Comme c’est le cas depuis plusieurs années, en collaboration avec les différents services d’urgence de la région, une simulation est mise sur pied pour sensibiliser les élèves face au danger de l’alcool au volant.
Peu de temps après que la douzaine de pompiers sur place eurent terminé de couper le toit d’un des deux véhicules impliqués dans la simulation, ils ont reçu un appel, un vrai cette fois.
Ils ont dû se rendre en vitesse pour éteindre un feu d’herbe qui menaçait la grange de François Blanchard. Ce dernier était toutefois présent à l’ESE, car son fils Carl, jouait le rôle de la victime dans la simulation.
«Je croyais avoir bien éteint les feuilles que j’ai fait brûler plus tôt dans la journée. Les pompiers sont arrivés à temps et le feu n’a pas eu le temps de se propager à l’intérieur de la grange», a expliqué le père de famille.
En fait, les quatre camions de pompiers étaient déjà sur place à l’école secondaire au moment où l’appel a été logé. Ils étaient par surcroît également en uniforme. Le feu a été maîtrisé à peine quelques minutes après leur arrivée, mais n’eut été de cette intervention rapide, le feu aurait facilement pu se propager.
Pour ce qui est du reste de la simulation, les objectifs visés ont été atteints. «Plusieurs de nos élèves ont quitté; ils faisaient beau vendredi et c’était à la veille d’un long congé. Mais ceux qui sont demeurés à l’école ont assisté à la simulation et tout s’est très bien déroulé», révèle l’enseignante responsable, Shirley Baaklini.
Avant de se rendre à l’extérieur, les élèves de l’ESE ont assisté à une présentation de la Gendarmerie royale du Canada (GRC) sur les conséquences face à la drogue et une autre présentation de la Police provinciale de l’Ontario (PPO) sur la loi et l’alcool. Ils ont également profité des conseils d’une représentante d’une firme d’assurances.
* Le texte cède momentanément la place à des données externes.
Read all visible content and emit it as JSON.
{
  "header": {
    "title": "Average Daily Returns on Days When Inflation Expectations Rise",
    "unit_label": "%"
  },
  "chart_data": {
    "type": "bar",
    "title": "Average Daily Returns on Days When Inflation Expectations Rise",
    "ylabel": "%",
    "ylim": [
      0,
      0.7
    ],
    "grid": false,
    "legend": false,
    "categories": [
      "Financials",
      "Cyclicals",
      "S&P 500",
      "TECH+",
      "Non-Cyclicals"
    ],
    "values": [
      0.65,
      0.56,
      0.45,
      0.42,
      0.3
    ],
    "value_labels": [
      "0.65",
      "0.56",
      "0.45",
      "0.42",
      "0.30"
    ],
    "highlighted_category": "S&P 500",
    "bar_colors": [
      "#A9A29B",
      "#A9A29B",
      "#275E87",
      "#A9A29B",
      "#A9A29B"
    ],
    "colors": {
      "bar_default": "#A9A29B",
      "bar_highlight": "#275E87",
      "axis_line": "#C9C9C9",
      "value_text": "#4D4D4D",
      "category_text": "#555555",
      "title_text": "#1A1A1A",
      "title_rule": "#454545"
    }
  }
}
«Avant de sortir, ils ont écouté un vidéo et c’est par la suite qu’une des élèves est entrée pour signifier qu’il y avait eu un accident, mentionne l’enseignante. Après la simulation, ils ont eu une courte séance de débriefing, l’annonce du décès et une cérémonie pour les funérailles de Carl.»
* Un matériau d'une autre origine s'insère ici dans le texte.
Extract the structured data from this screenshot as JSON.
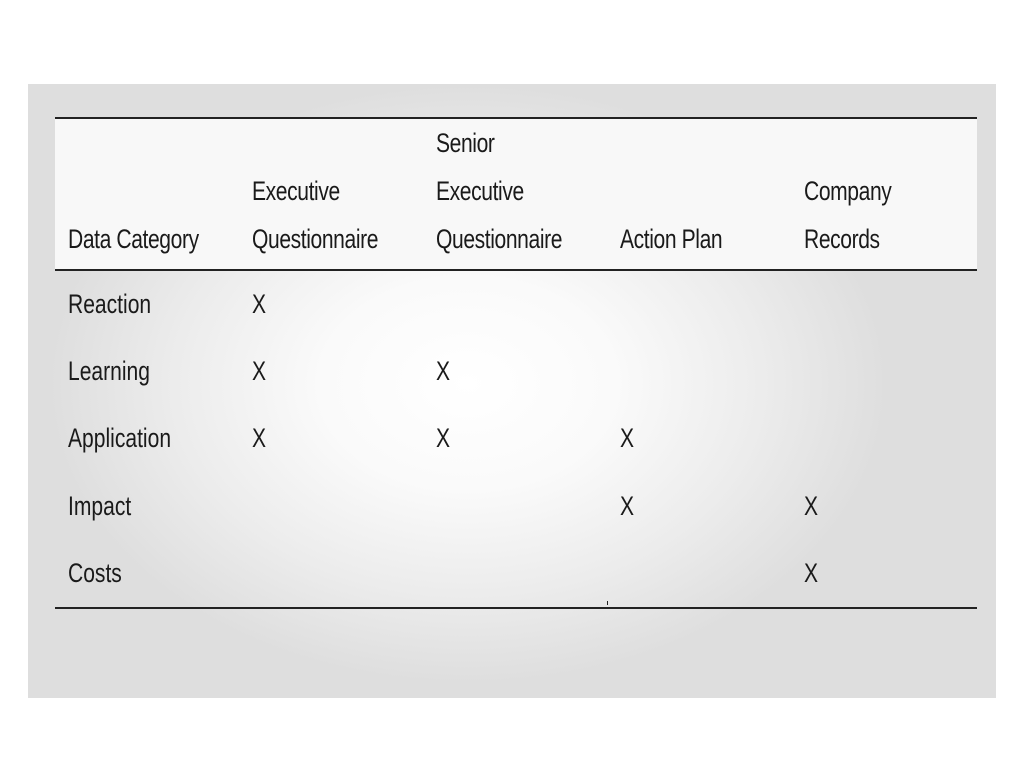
{
  "table": {
    "headers": [
      "Data Category",
      "Executive\nQuestionnaire",
      "Senior\nExecutive\nQuestionnaire",
      "Action Plan",
      "Company\nRecords"
    ],
    "rows": [
      [
        "Reaction",
        "X",
        "",
        "",
        ""
      ],
      [
        "Learning",
        "X",
        "X",
        "",
        ""
      ],
      [
        "Application",
        "X",
        "X",
        "X",
        ""
      ],
      [
        "Impact",
        "",
        "",
        "X",
        "X"
      ],
      [
        "Costs",
        "",
        "",
        "",
        "X"
      ]
    ]
  }
}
Les parents de la pseudo-victime étaient également présents sur les lieux de la simulation. Même si tous étaient au courant de la simulation, la scène laisse cependant des images chocs de ce à quoi pourrait ressembler un véritable accident.
Les pompiers ont utilisé les pinces de désincarcération, pendant que des ambulanciers soignaient des blessés et que Daniel Lafleur, le propriétaire de la maison funéraire, s’occupait du corps de la victime.
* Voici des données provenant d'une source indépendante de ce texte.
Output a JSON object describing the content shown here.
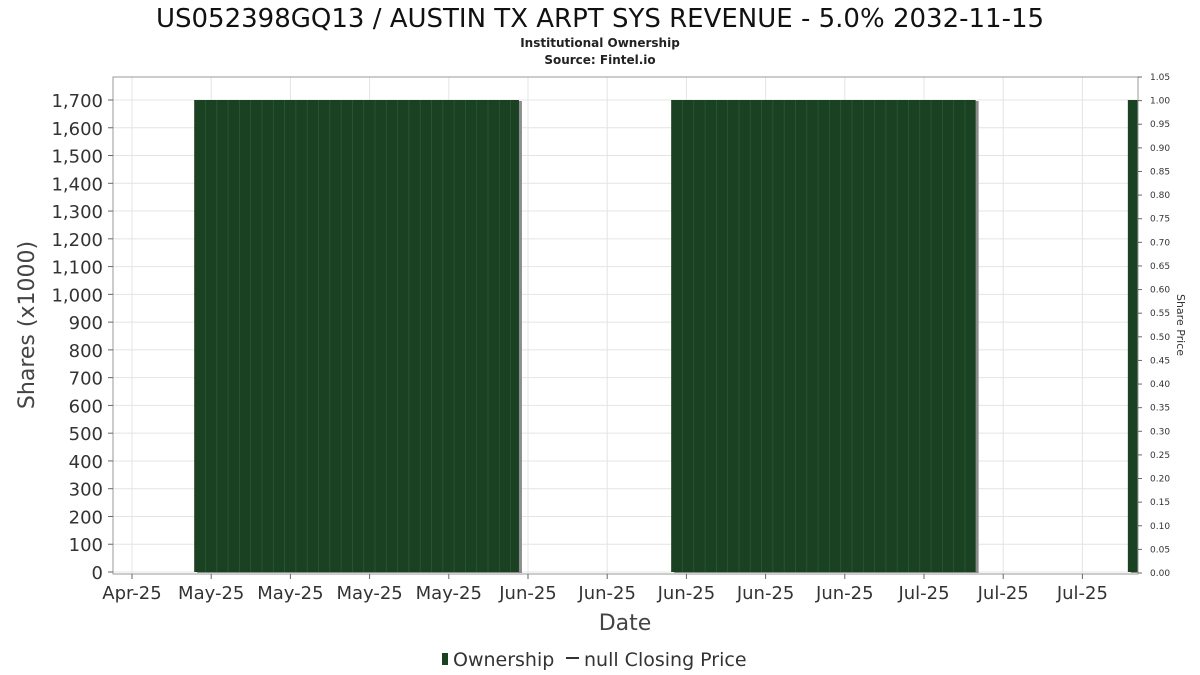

Parmi les huit élèves impliqués, Chelsey-Rae DesRoches jouait le rôle d’une passagère grièvement blessée, tandis que Jessica McNeil était aussi blessée et en état de choc.
Chaque année, ce genre de simulation, accompagnée de quelques présentations et d’une cérémonie, a lieu dans les écoles secondaires de la région, spécialement à l’aube du bal des finissants.
D’ailleurs, un nouveau vidéo intitulé Pas prêt à partir a été lancé, au mois de mai, dans la région d’Ottawa. Celui-ci raconte le cauchemar de 14 jeunes, à bord de quatre voitures, qui revenaient d’une fête vers la fin de la nuit, lorsqu’une des voitures, en tentant un dépassement, a percuté un camion en sens inverse. Du coup, cinq jeunes de 16 à 18 ans ont perdu la vie.